- St. Boniface Cemetery, Wrought-Iron Cross Site
- U.S. National Register of Historic Places
- Nearest city: Selz, North Dakota
- Coordinates: 47°52′58″N 99°48′39″W﻿ / ﻿47.8827741°N 99.8109488°W
- Area: 3.1 acres (1.3 ha)
- Built by: Joseph Klein, John Krim
- Architectural style: Wrought-iron cross
- MPS: German-Russian Wrought-Iron Cross Sites in Central North Dakota MPS
- NRHP reference No.: 89001686
- Added to NRHP: October 23, 1989

= St. Boniface Cemetery, Wrought-Iron Cross Site =

Historic cemetery in Benson County, North Dakota, US

St. Boniface Cemetery, Wrought-Iron Cross Site is a 3.1 acre cemetery in Benson County, North Dakota, United States, several miles to the East-North East of Selz that was listed on the National Register of Historic Places in 1989. It was associated with the later demolished St. Boniface Catholic church which was located on the opposite side of the road – thus in Pierce County – and active from 1905 through 1930. It mainly served a population of Germans from Russia.

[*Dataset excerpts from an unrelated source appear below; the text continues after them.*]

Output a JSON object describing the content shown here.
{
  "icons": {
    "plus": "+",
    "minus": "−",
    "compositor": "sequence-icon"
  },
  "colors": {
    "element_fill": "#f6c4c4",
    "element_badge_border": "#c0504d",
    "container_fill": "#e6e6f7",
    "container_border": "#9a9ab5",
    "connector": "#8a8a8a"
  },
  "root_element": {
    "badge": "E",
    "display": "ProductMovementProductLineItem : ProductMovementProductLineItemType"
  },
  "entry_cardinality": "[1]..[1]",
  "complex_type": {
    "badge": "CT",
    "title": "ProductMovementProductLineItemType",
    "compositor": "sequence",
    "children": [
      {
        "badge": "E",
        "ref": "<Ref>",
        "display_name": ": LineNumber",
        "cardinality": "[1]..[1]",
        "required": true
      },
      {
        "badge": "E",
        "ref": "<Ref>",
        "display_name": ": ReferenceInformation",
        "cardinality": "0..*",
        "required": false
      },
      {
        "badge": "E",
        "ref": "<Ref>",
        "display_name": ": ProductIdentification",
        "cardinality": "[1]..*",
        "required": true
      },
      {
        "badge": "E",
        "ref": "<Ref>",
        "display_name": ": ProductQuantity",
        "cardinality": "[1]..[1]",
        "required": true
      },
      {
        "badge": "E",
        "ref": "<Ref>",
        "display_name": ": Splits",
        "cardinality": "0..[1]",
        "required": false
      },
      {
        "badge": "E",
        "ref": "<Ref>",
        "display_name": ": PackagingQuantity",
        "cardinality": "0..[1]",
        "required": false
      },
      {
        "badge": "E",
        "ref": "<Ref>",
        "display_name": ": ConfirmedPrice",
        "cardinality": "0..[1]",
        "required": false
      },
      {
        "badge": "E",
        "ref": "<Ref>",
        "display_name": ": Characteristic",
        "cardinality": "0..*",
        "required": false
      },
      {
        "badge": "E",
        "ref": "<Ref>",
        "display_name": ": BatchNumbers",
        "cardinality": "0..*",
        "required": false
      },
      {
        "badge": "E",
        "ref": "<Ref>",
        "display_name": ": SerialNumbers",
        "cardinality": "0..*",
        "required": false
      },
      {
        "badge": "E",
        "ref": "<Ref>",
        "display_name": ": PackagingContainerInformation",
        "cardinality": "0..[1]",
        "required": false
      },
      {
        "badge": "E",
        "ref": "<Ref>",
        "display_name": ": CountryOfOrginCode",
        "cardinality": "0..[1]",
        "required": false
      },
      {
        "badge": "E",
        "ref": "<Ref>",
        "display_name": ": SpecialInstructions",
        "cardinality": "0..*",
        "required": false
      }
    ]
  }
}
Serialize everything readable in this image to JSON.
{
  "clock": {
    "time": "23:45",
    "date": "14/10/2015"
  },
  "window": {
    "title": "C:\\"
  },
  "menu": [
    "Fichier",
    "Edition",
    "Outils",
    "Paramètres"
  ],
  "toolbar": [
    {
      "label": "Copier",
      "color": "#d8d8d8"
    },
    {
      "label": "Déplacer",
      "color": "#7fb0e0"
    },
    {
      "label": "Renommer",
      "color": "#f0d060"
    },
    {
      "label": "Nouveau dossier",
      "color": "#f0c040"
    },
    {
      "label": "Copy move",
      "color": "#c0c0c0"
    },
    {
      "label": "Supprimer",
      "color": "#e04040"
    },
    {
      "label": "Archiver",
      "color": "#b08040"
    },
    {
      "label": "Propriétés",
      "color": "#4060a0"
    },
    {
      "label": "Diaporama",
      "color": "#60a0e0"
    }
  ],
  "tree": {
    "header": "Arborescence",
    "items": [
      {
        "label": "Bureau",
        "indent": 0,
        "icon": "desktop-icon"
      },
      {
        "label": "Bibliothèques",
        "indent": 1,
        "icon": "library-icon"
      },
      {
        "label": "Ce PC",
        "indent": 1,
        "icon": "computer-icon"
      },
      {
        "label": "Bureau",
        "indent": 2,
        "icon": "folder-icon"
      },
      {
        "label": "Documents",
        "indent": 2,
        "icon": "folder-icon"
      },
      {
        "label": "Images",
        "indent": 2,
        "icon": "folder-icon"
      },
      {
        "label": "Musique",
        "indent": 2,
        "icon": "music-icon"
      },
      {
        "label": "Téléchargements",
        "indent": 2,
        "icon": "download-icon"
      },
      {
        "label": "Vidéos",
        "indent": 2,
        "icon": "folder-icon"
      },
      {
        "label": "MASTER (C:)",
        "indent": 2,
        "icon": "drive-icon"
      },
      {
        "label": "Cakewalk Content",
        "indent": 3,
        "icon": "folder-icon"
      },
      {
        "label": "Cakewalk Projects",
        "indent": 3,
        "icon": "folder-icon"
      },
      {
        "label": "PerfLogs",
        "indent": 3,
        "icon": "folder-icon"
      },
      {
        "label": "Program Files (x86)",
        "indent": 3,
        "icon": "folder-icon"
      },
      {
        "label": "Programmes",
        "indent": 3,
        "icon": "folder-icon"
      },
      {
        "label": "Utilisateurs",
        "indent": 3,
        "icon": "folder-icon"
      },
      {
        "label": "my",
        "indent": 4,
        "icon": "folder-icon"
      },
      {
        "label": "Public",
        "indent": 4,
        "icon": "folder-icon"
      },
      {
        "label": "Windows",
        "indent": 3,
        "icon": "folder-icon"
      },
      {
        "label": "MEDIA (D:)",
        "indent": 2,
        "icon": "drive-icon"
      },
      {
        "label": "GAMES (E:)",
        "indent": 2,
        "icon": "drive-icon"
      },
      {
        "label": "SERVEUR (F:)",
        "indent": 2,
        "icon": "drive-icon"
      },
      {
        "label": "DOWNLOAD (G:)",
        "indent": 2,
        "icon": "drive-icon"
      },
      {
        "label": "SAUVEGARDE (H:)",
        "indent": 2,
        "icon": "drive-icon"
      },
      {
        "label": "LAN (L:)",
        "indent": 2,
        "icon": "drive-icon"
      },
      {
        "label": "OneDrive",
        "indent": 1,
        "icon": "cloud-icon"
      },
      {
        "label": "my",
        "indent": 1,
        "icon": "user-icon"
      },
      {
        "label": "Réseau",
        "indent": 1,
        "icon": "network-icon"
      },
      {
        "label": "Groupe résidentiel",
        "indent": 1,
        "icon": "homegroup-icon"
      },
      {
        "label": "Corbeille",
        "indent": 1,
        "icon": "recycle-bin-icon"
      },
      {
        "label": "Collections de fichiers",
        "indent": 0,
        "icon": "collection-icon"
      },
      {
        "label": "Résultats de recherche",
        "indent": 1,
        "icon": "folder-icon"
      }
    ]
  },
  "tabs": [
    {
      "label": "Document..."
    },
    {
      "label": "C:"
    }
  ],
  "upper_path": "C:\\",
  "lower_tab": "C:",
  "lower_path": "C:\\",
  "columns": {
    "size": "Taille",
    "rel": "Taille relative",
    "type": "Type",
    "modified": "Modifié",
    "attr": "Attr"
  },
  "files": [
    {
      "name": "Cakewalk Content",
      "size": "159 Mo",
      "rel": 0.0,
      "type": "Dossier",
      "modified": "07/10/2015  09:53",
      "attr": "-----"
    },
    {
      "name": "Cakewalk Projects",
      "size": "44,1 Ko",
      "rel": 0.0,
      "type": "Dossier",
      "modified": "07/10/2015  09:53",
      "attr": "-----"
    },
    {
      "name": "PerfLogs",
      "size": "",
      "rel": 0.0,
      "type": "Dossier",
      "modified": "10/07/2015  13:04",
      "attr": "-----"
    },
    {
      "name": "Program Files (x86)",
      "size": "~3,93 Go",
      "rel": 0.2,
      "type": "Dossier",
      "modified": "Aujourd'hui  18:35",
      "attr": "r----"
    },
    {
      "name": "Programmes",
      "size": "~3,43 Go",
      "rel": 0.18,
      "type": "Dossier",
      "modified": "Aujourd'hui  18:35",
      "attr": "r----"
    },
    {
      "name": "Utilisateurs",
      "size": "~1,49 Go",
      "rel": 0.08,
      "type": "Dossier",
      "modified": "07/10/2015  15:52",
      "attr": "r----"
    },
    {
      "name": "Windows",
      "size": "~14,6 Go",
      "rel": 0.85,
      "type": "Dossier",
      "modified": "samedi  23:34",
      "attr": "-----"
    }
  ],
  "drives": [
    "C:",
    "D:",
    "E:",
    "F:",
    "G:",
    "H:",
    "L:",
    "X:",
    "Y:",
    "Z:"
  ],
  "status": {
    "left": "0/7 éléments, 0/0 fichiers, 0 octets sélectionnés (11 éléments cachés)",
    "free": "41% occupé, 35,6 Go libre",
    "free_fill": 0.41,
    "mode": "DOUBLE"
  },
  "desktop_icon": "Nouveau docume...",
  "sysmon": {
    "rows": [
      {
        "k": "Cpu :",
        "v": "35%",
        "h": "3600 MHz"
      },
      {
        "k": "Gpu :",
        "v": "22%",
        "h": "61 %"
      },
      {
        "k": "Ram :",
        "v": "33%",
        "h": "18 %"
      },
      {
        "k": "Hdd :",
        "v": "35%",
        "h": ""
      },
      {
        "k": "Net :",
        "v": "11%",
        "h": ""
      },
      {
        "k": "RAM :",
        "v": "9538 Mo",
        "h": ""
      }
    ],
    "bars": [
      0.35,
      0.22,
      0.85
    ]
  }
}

It includes a collection of wooden and wrought-iron crosses, most of which have lost their paint and are in poor condition.

It includes works by Joseph P. Klein and John Krim, both of Pierce County, who were among a number of "German-Russian blacksmiths in central North Dakota" that developed their individual cross styles and whose "work was known for miles around them."